В этот момент (Бабушкин не сразу понял, что произошло) автобус слабо толкнулся о невидимое препятствие, легко проскочив его, и только протяжный вздох через шум двигателя неясно достиг ушей Бабушкина. Он моментально похолодел, голове стало зябко, знал уже: это сеттер, он под колеса попал! И кто-то из пассажиров, подтверждая, истошно закричал:
— Собаку задавили!
Заглушив мотор, дрожащей рукой открыв дверь, Бабушкин спрыгнул на асфальт, пошел туда, где, уже отдаленный расстоянием, метрах в пятидесяти, неопределенным бугорком лежал сеттер. «Жив, может! — подумал расслабленно. — А-а, лучше уж, чтоб не жив… Что он, стервец, притерся-то близко так, что колесом его захватило?!»
Пошли за Бабушкиным и другие, кое-кто из пассажиров, — молчали, покашливали, закуривали…
— Ну, брат, как ты его… — осуждающе сказал, когда приблизились, военный. — Какую псину порешил!
Бабушкин, ощущая, как мгновенно одолевает его душная злоба, хотел было ответить по-шоферски, как надлежало б, однако подполковничьи погоны да еще эмблемы военного юриста на петлицах сдержали его — сказалась давняя и нерастраченная сержантская выучка; только сплюнул, отвернулся.
Защитил бурильщик в мятой фетровой шляпе и с голубовато-белыми полосками флотской тельняшки на груди:
— Чего, спрашивается, водитель?

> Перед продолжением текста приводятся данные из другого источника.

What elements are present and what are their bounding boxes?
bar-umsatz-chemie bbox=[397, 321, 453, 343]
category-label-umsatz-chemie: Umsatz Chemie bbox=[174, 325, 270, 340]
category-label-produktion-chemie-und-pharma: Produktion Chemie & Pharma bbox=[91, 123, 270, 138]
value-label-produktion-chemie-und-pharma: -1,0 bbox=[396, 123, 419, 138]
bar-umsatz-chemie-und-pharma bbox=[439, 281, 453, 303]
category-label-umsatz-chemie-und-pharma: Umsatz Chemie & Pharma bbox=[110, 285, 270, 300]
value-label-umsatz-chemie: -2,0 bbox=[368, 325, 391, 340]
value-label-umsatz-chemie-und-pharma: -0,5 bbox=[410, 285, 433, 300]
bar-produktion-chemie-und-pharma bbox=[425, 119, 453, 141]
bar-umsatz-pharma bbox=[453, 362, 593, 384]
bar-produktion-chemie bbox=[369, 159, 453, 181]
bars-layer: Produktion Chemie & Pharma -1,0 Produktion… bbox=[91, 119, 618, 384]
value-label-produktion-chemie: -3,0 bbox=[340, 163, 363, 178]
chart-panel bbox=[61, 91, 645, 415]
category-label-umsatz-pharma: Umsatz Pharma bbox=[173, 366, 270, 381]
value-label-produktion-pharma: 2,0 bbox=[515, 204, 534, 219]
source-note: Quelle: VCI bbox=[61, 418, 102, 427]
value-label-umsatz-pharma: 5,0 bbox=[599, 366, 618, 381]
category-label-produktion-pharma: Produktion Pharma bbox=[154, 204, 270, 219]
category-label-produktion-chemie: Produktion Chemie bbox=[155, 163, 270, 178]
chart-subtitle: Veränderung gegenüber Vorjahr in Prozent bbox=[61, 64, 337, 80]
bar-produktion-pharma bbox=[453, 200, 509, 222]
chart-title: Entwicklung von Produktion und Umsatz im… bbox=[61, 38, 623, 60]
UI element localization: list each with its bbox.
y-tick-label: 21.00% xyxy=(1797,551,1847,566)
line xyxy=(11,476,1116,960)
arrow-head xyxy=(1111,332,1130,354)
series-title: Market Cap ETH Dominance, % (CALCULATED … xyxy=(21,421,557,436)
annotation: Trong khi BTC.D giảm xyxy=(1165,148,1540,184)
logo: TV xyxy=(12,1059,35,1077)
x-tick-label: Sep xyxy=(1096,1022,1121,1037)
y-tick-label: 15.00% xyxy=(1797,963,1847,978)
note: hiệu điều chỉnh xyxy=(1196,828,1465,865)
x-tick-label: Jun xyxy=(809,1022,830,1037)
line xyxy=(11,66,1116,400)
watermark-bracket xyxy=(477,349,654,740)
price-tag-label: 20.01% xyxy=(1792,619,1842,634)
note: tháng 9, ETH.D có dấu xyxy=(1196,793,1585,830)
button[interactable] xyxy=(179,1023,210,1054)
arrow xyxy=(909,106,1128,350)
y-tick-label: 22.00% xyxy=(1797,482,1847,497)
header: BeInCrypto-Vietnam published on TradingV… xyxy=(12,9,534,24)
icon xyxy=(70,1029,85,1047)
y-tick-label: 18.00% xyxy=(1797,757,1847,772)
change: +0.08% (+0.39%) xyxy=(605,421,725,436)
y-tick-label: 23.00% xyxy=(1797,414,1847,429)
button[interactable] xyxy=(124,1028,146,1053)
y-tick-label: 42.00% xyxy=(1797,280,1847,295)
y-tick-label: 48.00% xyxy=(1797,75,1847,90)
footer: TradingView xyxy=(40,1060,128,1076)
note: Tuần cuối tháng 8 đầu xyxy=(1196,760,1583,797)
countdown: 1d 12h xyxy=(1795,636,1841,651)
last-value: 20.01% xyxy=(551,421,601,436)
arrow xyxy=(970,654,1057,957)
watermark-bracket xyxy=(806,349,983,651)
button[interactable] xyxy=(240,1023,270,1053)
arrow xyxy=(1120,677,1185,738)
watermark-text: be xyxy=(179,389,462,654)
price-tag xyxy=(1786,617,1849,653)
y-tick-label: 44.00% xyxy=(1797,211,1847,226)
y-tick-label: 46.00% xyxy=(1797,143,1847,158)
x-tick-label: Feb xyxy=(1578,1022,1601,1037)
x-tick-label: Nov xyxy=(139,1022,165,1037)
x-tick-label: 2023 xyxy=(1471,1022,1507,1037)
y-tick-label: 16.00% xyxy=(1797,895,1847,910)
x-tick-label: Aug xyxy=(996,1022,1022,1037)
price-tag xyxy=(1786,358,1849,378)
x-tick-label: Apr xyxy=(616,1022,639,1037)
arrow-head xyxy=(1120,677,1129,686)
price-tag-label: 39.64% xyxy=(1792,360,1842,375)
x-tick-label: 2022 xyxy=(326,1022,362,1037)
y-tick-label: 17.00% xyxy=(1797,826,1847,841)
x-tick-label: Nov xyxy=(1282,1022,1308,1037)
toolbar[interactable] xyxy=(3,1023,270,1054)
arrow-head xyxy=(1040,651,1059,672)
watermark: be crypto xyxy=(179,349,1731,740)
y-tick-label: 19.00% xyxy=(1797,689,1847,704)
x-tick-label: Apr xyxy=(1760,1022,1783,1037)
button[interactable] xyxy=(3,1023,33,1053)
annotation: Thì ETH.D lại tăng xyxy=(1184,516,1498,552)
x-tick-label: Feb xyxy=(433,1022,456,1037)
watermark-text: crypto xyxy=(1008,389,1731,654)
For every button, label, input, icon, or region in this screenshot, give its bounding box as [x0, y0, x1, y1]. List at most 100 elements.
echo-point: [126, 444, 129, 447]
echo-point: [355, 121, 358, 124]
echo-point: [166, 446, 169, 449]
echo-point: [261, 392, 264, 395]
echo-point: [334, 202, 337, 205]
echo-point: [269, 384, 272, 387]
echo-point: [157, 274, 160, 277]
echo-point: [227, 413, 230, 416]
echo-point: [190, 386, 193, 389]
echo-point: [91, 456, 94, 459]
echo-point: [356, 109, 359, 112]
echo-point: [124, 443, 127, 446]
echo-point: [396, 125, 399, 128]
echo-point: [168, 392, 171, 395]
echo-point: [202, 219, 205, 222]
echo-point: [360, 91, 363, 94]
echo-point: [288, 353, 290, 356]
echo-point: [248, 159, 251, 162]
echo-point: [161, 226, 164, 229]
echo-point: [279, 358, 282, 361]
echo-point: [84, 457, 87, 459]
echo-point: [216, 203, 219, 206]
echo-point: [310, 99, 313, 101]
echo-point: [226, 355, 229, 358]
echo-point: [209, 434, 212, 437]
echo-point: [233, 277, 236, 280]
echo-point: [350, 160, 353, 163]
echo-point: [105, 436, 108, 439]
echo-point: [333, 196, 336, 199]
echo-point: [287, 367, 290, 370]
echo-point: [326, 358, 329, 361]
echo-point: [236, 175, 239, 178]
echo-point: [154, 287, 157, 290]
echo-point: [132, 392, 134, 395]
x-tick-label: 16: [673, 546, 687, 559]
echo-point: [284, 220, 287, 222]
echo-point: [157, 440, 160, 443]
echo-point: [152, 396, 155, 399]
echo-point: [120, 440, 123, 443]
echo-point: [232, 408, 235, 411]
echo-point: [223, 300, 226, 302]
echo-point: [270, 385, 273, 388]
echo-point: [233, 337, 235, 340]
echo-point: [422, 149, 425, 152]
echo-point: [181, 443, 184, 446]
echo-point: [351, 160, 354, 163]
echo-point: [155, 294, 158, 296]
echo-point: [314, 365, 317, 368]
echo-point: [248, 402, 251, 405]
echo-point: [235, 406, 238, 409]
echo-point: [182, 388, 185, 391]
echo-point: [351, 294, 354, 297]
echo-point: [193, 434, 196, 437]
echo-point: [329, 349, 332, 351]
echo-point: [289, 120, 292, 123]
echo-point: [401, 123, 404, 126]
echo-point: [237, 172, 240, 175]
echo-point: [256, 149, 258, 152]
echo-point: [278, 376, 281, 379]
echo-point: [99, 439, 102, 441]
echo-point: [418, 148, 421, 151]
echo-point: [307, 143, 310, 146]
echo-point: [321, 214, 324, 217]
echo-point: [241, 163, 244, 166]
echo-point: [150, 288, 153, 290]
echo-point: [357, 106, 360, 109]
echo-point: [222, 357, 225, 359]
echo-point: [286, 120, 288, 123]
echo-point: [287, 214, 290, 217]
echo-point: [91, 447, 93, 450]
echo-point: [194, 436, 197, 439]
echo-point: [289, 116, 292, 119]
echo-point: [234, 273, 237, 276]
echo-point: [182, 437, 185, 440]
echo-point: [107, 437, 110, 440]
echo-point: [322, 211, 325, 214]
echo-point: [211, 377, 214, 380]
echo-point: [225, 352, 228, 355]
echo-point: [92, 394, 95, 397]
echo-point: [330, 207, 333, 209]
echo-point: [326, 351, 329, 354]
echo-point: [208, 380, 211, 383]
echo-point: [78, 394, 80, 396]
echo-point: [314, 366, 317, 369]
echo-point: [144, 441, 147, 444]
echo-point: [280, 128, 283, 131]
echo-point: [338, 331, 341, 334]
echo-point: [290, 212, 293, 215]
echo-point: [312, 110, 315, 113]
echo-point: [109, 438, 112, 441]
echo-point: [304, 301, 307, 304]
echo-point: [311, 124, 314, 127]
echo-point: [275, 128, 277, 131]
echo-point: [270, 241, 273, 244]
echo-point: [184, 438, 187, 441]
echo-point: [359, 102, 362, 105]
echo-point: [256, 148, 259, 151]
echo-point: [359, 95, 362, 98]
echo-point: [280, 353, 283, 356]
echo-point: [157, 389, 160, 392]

Неопытная собака, не поосторожничала…
— Ей цены, вероятно, нет, — опять сказал подполковник.
Выпученный карий глаз сеттера с крупной слезинкой в уголке смотрел, казалось, на него, Бабушкина. Он нагнулся, хотел подцепить пальцем за ошейник, оттащить то, что было минутами раньше красивой охотничьей собакой и что сейчас лежало перед ним расплющенное и окровавленное, — хотел, но его чуть не вырвало, еле сдержался; молча пошел обратно к автобусу.
— Она могла сто пятьдесят рублей стоить, — услышал он за спиной подполковничий бас.
— Цена — тоже вещь, — охотно согласился другой голос, — однако кроме цены сама собака, ух, какая собака была! Бежит, смотрю, а вокруг нее свет волнами…
— Акт давайте составим.
— Кому он нужен, акт, товарищ подполковник? Собака, по существу, беспризорная бежала…
— И как она!..
— Как! Ткнулась… долго ль!..
Бабушкин взобрался на свое сиденье, поджидал, когда поднимутся в автобус возбужденные пассажиры, страдал, мучаясь тем же вопросом: как же это она? «…Надо ж, дура, всю душу на дыбки поставила. Я ж не виноват… не виноват!»
— Ошейник бы сняли, — посоветовала одна из женщин, — на трояк иль всю пятерку потянет ошейник-то…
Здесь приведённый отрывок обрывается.